Tuesday, July 21, 2009

On first seeing the Colorado River Basin

From John Wesley Powell's journey through the Grand Canyon, leading a team of the first people to go down the Colorado River in boats:

The upper two-thirds of the basin rises from four to eight thousand feet above the level of the sea. This high region, on the east, north, and west, is set with ranges of snow-clad mountains, attaining an altitude above the sea varying from eight to fourteen thousand feet. All winter long, on its monutain-crested rim, snow falls, filling the gorges, half burying the forests, and covering the crags and peaks with a mantle woven by the winds from the waves of the sea -- a mantle of snow. When the summer-sun comes, this snow melts, and tumbles down the mountain-sides in millions of cascades. Ten million cascade brooks unite to form ten thousand torrent creeks; ten thousand torrent creeks united to form a hundred rivers beset with cataracts; a hundred roaring rivers unite to form the Colorado, which rolls, a mad, turbid stream, into the Gulf of California


My battered copy of this book, which I bought for 25 cents from a box in front of a small used-bookstore, is one of the geographilic books I can just lie around and read bits of, over and over again.

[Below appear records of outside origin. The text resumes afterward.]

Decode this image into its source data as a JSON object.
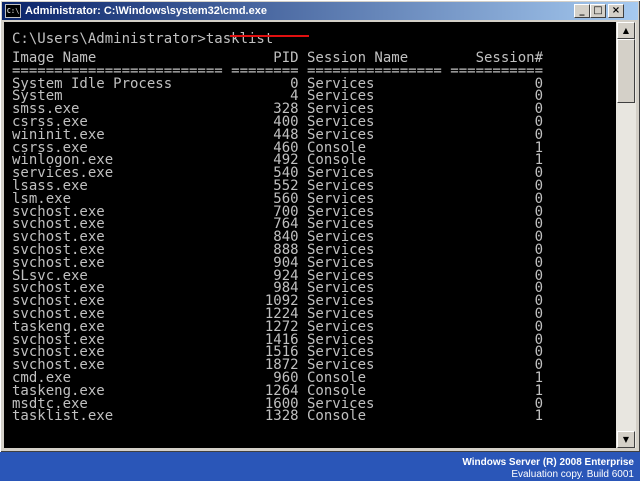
{
  "window": {
    "title": "Administrator: C:\\Windows\\system32\\cmd.exe",
    "min_glyph": "_",
    "max_glyph": "□",
    "close_glyph": "×"
  },
  "console": {
    "prompt": "C:\\Users\\Administrator>tasklist",
    "lines": [
      "Image Name                     PID Session Name        Session#",
      "========================= ======== ================ ===========",
      "System Idle Process              0 Services                   0",
      "System                           4 Services                   0",
      "smss.exe                       328 Services                   0",
      "csrss.exe                      400 Services                   0",
      "wininit.exe                    448 Services                   0",
      "csrss.exe                      460 Console                    1",
      "winlogon.exe                   492 Console                    1",
      "services.exe                   540 Services                   0",
      "lsass.exe                      552 Services                   0",
      "lsm.exe                        560 Services                   0",
      "svchost.exe                    700 Services                   0",
      "svchost.exe                    764 Services                   0",
      "svchost.exe                    840 Services                   0",
      "svchost.exe                    888 Services                   0",
      "svchost.exe                    904 Services                   0",
      "SLsvc.exe                      924 Services                   0",
      "svchost.exe                    984 Services                   0",
      "svchost.exe                   1092 Services                   0",
      "svchost.exe                   1224 Services                   0",
      "taskeng.exe                   1272 Services                   0",
      "svchost.exe                   1416 Services                   0",
      "svchost.exe                   1516 Services                   0",
      "svchost.exe                   1872 Services                   0",
      "cmd.exe                        960 Console                    1",
      "taskeng.exe                   1264 Console                    1",
      "msdtc.exe                     1600 Services                   0",
      "tasklist.exe                  1328 Console                    1"
    ]
  },
  "scrollbar": {
    "up_glyph": "▲",
    "down_glyph": "▼"
  },
  "desktop": {
    "edition": "Windows Server (R) 2008 Enterprise",
    "build": "Evaluation copy. Build 6001"
  },
  "colors": {
    "console_bg": "#000000",
    "console_fg": "#c0c0c0",
    "title_gradient_start": "#0a246a",
    "title_gradient_end": "#a6caf0",
    "desktop_bg": "#2a56b8",
    "underline": "#e01010"
  },
  "icons": {
    "app": "cmd-icon",
    "minimize": "minimize-icon",
    "maximize": "maximize-icon",
    "close": "close-icon"
  }
}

John Wesley Powell , with one arm, with food supplies that got wet and moldy over the weeks, with boats and crew gradually wearing out and falling apart, or leaving the party, made it, more than once, from one end of the Colorado to the other, and wrote richly about what he saw there.




Of course, then we submerged many of his cataracts and fern-lined canyons with the reservoir that bears his name.